Elliott: Only if Brian Burke agrees to tie his ties would he be allowed to come back! So that means no!
The Kings and Ducks meet for the first time on Nov. 30 at Staples Center. Who wins?
Barrero: By my count, the Kings will be on a 13-game winning streak when this game arrives. I keed, I keed. Seriously, if the Kings can keep some level of this positivity until then, I give them the edge with what should be an enthusiastic home crowd behind them.
Leyva: That will certainly be a battle, but the Ducks win in a shootout. What else can I say?
Zupke: The former beat writer in me is already shuddering because there’s always SO MUCH going on in a Kings-Ducks game. I look down at my laptop and suddenly there’s a five-minute elbowing major. I really like the way the Kings are playing right now. Phillip Danault and Alex Iafallo have really set a tone with their forecheck and active sticks. So I’ll take them.

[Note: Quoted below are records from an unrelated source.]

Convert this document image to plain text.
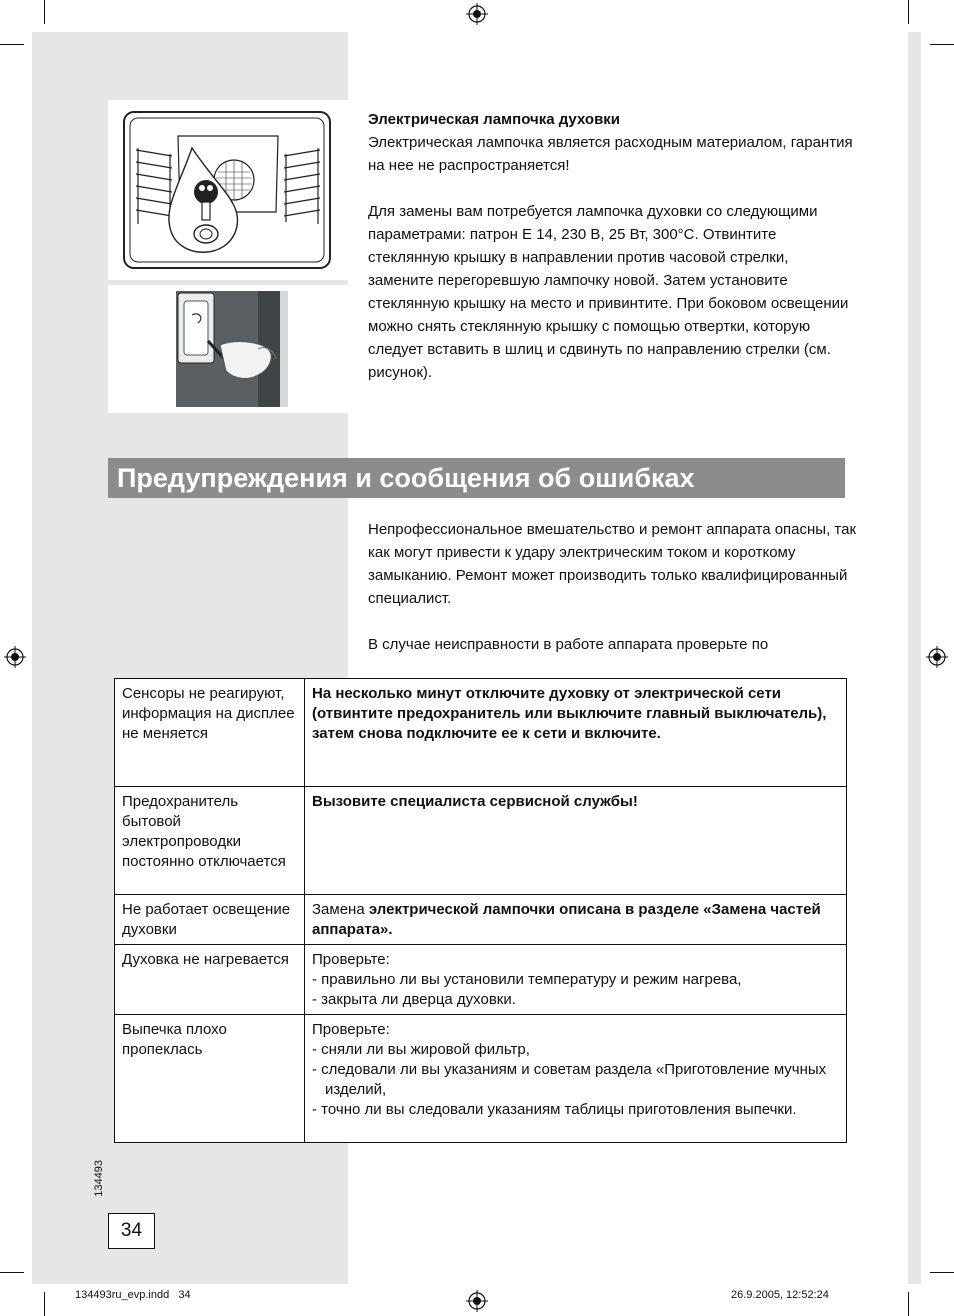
Электрическая лампочка духовки
Электрическая лампочка является расходным материалом, гарантия на нее не распространяется!
Для замены вам потребуется лампочка духовки со следующими параметрами: патрон E 14, 230 В, 25 Вт, 300°C. Отвинтите стеклянную крышку в направлении против часовой стрелки, замените перегоревшую лампочку новой. Затем установите стеклянную крышку на место и привинтите. При боковом освещении можно снять стеклянную крышку с помощью отвертки, которую следует вставить в шлиц и сдвинуть по направлению стрелки (см. рисунок).
Предупреждения и сообщения об ошибках
Непрофессиональное вмешательство и ремонт аппарата опасны, так как могут привести к удару электрическим током и короткому замыканию. Ремонт может производить только квалифицированный специалист.
В случае неисправности в работе аппарата проверьте по
Сенсоры не реагируют, информация на дисплее не меняется	На несколько минут отключите духовку от электрической сети (отвинтите предохранитель или выключите главный выключатель), затем снова подключите ее к сети и включите.
Предохранитель бытовой электропроводки постоянно отключается	Вызовите специалиста сервисной службы!
Не работает освещение духовки	Замена электрической лампочки описана в разделе «Замена частей аппарата».
Духовка не нагревается	Проверьте:
- правильно ли вы установили температуру и режим нагрева,
- закрыта ли дверца духовки.

Выпечка плохо пропеклась	Проверьте:
- сняли ли вы жировой фильтр,
- следовали ли вы указаниям и советам раздела «Приготовление мучных изделий,
- точно ли вы следовали указаниям таблицы приготовления выпечки.
134493
34
134493ru_evp.indd   34	26.9.2005, 12:52:24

Elliott: I love your optimism, Jim Barrero! I can see this going to a shootout .. .and there being 100 penalty minutes!
For our final question, we turn back to our Hall of Famer. What is your favorite NHL ornament and when will you be adding it to the Christmas tree?
Elliott: I did just buy a Seattle Kraken ornament, so that will make its debut this season. Always look forward to putting Gordie Howe on the tree ... and Sid. Planning on putting the tree up early.